Use data structures to count digit occurrences.

• Do not create strings in any way to solve any part of the problem.

• Do not use any nested loops or recursion.

• Do not use an `if`, `elif`, or `else` branch for each digit. You can still use `if/elif/else` in general for other purposes.

``````# Avoid doing this
if digit == 0:
... # do something with 0
elif digit == 1:
... # do something with 1
...
``````

📝 Task: Write a test that calls the function with some inputs and compares the output of the program with the expected value using `assert_equals`. Include test cases for all of the examples above as well as 2 additional test cases.

## Code Quality¶

Assessment submissions should pass these checks: `flake8`, and code quality guidelines.

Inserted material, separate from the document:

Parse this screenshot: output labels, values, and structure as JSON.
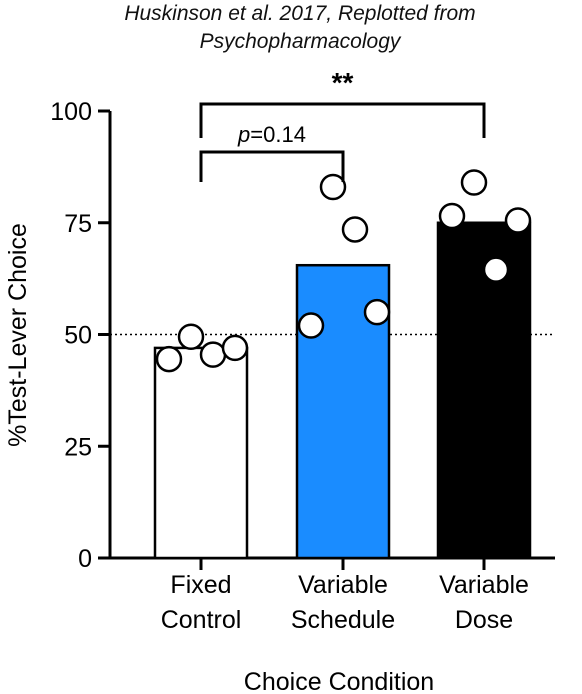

The code quality guidelines are very thorough. For this assessment, the most relevant rules can be found in these sections:

Note

Make sure to provide a descriptive file header in docstring format, not something generic like “implements functions for Primer”.

## Submission¶

Submit your work by pressing the Mark button. Submit as often as you want until the deadline for the initial submission. You can view your past submissions using the “Submissions” button.

Please make sure you are familiar with the resources and policies outlined in the syllabus and the take-home assessments page.

##### THA 1 - Primer

Initial Submission by Thursday 07/06 at 11:59 pm.